UU Antiberita Bohong Malaysia Mau Dicabut, Menteri: Tidak Relevan
Reporter
Non Koresponden
Editor
Eka Yudha Saputra
Minggu, 12 Agustus 2018 18:00 WIB
TEMPO.CO, Jakarta - Menteri Hukum Malaysia, Liew Vui Keong, membantah klaim mantan menteri Barisan Nasional bahwa pemerintah Pakatan Harapan tergesa-gesa untuk mencabut UU Anti-berita bohong, yang baru berusia empat bulan.
"Kenyataannya adalah perumusan UU 803 (UU Anti-berita bohong), selama pemerintahan sebelumnya, tergesa-gesa tanpa konsultasi dan diskusi yang komprehensif dengan semua pemangku kepentingan. Formulasi undang-undang itu mendapat tentangan dari banyak pihak, terutama dari media dan mendapat reaksi negatif dari publik," kata Liew, seperti dilaporkan Malaysiakini, 12 Agustus 2018.

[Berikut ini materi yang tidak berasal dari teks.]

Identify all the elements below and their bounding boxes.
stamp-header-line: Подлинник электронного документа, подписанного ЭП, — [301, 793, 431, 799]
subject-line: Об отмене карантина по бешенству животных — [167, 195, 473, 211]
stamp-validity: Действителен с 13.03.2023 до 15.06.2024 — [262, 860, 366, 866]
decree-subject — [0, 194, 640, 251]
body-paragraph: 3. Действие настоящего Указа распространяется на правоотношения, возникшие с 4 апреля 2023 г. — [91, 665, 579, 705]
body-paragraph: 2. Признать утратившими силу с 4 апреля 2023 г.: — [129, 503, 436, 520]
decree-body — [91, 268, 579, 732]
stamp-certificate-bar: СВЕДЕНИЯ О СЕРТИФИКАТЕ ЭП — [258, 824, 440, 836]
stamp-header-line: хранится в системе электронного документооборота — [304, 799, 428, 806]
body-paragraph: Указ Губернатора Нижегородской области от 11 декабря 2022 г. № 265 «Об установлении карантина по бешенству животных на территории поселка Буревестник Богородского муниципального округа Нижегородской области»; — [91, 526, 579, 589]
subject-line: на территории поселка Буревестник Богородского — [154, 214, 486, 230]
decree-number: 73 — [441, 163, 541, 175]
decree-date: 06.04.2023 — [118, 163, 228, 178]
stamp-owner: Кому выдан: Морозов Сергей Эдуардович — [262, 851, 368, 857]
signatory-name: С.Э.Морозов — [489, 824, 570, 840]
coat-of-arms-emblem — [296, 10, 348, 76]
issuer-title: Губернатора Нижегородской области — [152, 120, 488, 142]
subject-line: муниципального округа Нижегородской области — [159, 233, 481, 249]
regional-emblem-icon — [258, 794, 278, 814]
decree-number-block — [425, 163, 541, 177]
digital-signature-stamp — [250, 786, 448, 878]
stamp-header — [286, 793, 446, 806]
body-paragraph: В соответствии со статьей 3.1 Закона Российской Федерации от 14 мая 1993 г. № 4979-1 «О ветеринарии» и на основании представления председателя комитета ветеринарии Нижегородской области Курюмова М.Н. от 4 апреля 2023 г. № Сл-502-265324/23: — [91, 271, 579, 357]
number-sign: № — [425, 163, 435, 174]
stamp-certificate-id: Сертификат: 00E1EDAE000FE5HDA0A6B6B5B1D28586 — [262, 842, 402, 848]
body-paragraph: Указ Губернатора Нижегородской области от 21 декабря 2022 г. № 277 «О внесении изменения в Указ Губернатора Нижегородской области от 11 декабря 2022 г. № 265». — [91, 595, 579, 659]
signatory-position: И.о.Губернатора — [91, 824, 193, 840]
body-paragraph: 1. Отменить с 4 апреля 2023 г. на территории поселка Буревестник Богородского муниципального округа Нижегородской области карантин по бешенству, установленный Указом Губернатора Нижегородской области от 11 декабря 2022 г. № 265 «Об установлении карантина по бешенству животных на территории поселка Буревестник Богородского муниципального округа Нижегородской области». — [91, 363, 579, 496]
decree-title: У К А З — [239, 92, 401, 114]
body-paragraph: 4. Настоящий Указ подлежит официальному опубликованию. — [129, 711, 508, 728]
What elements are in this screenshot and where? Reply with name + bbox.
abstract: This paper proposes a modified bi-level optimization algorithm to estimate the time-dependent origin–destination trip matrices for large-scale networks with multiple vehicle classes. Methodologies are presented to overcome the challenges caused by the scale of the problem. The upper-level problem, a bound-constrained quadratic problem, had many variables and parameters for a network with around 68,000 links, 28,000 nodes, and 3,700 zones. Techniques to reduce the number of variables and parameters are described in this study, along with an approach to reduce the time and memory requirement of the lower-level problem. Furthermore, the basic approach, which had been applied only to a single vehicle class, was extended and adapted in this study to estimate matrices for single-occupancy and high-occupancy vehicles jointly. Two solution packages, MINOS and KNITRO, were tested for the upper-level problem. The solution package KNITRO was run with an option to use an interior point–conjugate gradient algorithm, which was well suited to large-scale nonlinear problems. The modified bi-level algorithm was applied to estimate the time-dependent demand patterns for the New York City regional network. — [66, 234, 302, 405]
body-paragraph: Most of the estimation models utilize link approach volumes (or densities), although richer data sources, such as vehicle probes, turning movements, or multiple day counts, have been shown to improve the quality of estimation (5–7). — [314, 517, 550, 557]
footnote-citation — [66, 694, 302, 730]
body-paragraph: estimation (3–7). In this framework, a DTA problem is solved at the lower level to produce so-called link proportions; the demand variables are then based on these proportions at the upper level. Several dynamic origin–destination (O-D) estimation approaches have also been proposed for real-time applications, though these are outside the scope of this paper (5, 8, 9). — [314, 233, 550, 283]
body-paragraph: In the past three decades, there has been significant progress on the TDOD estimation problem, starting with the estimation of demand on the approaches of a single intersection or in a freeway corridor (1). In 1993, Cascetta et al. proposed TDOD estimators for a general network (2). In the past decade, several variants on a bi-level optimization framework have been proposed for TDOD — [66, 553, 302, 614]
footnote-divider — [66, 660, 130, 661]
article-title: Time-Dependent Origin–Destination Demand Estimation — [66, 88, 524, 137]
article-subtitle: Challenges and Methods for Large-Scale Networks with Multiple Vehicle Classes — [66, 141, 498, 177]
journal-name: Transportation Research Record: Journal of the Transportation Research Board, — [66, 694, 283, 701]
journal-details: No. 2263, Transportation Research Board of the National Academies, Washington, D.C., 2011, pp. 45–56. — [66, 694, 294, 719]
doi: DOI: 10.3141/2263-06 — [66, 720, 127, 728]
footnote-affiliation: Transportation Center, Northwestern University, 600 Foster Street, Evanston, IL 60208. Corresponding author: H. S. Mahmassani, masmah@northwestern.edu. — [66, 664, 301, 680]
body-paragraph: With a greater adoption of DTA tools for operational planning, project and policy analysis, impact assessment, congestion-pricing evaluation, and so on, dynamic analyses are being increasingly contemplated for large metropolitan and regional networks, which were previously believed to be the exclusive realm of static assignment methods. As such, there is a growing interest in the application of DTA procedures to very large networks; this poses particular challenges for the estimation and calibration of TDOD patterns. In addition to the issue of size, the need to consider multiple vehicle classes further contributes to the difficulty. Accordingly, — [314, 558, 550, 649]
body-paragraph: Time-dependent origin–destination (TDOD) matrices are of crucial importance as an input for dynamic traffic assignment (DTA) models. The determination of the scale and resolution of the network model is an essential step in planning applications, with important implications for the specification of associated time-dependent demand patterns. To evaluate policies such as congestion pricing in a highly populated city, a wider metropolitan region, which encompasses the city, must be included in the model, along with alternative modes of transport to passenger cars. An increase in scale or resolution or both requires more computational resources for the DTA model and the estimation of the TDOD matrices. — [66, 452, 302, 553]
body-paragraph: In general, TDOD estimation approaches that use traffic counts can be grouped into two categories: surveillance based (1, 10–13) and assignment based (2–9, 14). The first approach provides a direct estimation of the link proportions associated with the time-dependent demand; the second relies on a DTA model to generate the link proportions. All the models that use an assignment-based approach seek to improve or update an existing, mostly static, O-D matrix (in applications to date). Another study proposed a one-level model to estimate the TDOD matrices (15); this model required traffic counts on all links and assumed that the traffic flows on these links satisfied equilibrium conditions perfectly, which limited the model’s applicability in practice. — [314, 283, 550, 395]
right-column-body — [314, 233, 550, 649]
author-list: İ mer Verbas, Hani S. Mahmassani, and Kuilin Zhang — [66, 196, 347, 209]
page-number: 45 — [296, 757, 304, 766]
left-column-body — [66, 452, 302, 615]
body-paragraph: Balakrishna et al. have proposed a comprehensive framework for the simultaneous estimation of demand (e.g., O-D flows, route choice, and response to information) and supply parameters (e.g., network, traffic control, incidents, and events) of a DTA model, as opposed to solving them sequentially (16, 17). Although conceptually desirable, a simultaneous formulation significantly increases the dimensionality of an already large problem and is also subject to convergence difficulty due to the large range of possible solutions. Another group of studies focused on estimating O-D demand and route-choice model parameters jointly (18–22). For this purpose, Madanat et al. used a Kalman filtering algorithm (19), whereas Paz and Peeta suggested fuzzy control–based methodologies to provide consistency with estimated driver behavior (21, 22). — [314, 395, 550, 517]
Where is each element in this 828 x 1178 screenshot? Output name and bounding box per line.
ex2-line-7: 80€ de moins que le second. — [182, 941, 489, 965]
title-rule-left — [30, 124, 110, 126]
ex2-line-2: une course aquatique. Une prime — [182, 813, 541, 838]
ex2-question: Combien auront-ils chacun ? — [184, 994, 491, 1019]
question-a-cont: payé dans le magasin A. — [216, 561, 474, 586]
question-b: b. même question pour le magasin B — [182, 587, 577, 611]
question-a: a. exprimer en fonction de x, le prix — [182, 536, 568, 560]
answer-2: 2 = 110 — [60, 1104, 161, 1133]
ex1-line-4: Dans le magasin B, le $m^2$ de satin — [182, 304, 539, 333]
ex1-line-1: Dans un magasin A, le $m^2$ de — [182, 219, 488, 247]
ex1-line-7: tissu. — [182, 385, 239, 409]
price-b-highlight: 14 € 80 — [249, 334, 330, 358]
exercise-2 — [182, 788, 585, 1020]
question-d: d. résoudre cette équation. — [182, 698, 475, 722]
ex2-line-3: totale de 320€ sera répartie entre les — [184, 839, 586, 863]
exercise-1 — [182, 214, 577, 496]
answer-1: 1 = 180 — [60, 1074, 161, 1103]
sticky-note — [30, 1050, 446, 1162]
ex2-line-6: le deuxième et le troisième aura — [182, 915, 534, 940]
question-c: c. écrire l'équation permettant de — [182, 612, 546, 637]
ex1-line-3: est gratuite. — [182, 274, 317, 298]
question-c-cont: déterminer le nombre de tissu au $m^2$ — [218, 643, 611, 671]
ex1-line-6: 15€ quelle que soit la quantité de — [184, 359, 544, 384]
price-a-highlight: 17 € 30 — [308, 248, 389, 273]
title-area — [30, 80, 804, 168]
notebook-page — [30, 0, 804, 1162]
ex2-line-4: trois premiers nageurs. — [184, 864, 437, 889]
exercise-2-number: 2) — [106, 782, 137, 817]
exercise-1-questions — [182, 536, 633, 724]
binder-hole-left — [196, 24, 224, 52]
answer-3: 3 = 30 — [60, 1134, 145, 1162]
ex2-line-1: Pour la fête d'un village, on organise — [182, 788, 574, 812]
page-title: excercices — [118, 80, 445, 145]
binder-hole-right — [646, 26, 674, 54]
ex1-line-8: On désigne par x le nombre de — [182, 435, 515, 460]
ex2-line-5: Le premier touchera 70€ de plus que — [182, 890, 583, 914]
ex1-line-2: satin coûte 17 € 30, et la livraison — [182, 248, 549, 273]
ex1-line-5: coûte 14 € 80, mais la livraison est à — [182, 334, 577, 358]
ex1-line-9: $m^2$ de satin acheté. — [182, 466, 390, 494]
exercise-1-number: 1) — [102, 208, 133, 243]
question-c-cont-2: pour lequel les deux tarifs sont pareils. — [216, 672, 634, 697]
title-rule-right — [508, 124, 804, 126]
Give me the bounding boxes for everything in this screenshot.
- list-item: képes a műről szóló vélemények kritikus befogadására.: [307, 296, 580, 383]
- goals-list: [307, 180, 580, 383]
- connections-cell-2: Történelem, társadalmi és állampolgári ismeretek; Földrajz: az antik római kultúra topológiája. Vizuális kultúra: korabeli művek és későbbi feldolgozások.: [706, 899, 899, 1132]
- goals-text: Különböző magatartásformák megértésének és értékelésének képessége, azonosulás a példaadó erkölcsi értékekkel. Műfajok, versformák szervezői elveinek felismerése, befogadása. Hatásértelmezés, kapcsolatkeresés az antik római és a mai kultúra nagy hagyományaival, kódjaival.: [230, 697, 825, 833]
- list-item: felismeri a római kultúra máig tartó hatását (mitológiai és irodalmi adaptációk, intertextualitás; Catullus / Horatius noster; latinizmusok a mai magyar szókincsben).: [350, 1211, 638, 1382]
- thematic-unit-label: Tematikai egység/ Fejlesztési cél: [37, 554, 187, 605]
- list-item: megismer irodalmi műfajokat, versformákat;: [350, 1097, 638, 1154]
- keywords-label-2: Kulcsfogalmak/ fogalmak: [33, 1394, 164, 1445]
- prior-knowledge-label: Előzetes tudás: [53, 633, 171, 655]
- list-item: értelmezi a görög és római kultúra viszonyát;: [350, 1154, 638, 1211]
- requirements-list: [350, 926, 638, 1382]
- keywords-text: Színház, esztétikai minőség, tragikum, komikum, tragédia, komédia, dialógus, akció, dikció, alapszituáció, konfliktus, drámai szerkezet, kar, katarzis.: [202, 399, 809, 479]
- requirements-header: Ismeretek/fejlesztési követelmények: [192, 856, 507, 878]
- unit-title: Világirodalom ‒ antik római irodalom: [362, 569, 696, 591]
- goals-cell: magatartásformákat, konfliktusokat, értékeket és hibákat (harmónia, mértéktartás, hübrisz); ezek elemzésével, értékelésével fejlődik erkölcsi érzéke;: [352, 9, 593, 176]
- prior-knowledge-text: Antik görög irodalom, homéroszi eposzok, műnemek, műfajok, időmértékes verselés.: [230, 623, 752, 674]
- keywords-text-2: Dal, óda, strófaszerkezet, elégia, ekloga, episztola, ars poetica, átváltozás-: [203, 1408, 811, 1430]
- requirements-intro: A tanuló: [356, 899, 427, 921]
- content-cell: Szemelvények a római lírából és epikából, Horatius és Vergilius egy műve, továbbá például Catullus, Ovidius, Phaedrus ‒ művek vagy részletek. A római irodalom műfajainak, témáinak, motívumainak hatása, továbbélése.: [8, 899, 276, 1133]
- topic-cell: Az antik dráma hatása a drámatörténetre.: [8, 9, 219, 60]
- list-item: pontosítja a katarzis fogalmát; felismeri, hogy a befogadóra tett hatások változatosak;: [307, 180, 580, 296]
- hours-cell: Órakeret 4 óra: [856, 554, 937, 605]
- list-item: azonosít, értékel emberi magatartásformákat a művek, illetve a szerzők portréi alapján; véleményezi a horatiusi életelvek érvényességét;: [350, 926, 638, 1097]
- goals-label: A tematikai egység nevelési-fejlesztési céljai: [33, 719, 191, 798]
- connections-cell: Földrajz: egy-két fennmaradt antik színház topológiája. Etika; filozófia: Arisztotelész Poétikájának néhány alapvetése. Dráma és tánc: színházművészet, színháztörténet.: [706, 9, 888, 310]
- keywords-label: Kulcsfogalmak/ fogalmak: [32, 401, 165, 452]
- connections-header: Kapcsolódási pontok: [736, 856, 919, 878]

Baca: Kebebasan Pers di Malaysia Memasuki Babak Baru
Liew menanggapi pernyataan Azalina Othman Said yang menyebut bahwa pemerintah saat ini sedang menyusun pencabutan undang-undang kontroversial tersebut.
Azalina, anggota parlemen dari Pengerang, mengklaim bahwa undang-undang terkait yang ada lainnya, seperti KUHP, Undang-undang Percetakan dan Publikasi Pers dan Undang-undang Komunikasi dan Komisi Multimedia, tidak relevan dengan kemajuan teknologi saat ini, yang pada gilirannya, digunakan untuk mendukung penyebaran berita bohong.
Baca: Setelah Equanimity, Mahathir Incar Pesawat Jet Pribadi Jho Low
Menanggapi in, Liew menyatakan bahwa pemerintah merasa puas bahwa undang-undang yang ada sudah cukup dan lebih efisien menangani masalah berita palsu.
"Penghapusan undang-undang ini sejalan dengan keinginan pemerintah untuk memastikan media memiliki kebebasan untuk melakukan proses pemeriksaan dan keseimbangan dalam hal administrasi pemerintah, dan memberikan kebebasan rakyat untuk berekspresi, (selama) terikat oleh hukum yang ada," kata Liew.
Liew telah mengajukan RUU ke Dewan Rakyat pada Rabu 8 Agustus untuk mencabut Undang-undang Anti-berita bohong.
Para kritikus menuduh pemerintah yang dipimpin Barisan Nasional memaksa meloloskan Undang-undang Antiberita-bohong melalui parlemen tanpa berkonsultasi dengan para pemangku kepentingan yang diperlukan sebelum disahkan pada April.
Baca: KPK Malaysia Tahan 17 Penjaga Keamanan Kantor Perdana Menteri
Anggota oposisi dan kelompok-kelompok hak asasi Malaysia mengkritik UU atas definisi yang kabur dari "Anti-berita bohong", dengan alasan bahwa UU itu dapat digunakan untuk mengekang kebebasan pers dan membungkam perbedaan pendapat.
Dilansir dari Asian Correspondent, selama periode kampanye, Pakatan Harapan merilis manifesto yang berjanji untuk meninjau dan berpotensi menghapus peraturan yang membungkam kebebasan berpendapat. Undang-undang ini termasuk UU Penghasutan 1948, UU Pencegahan Kejahatan 1959, UU Pencegahan Aksi Terorisme 2015, UU Komunikasi dan Multimedia 1998, dan UU Anti-berita bohong 2018.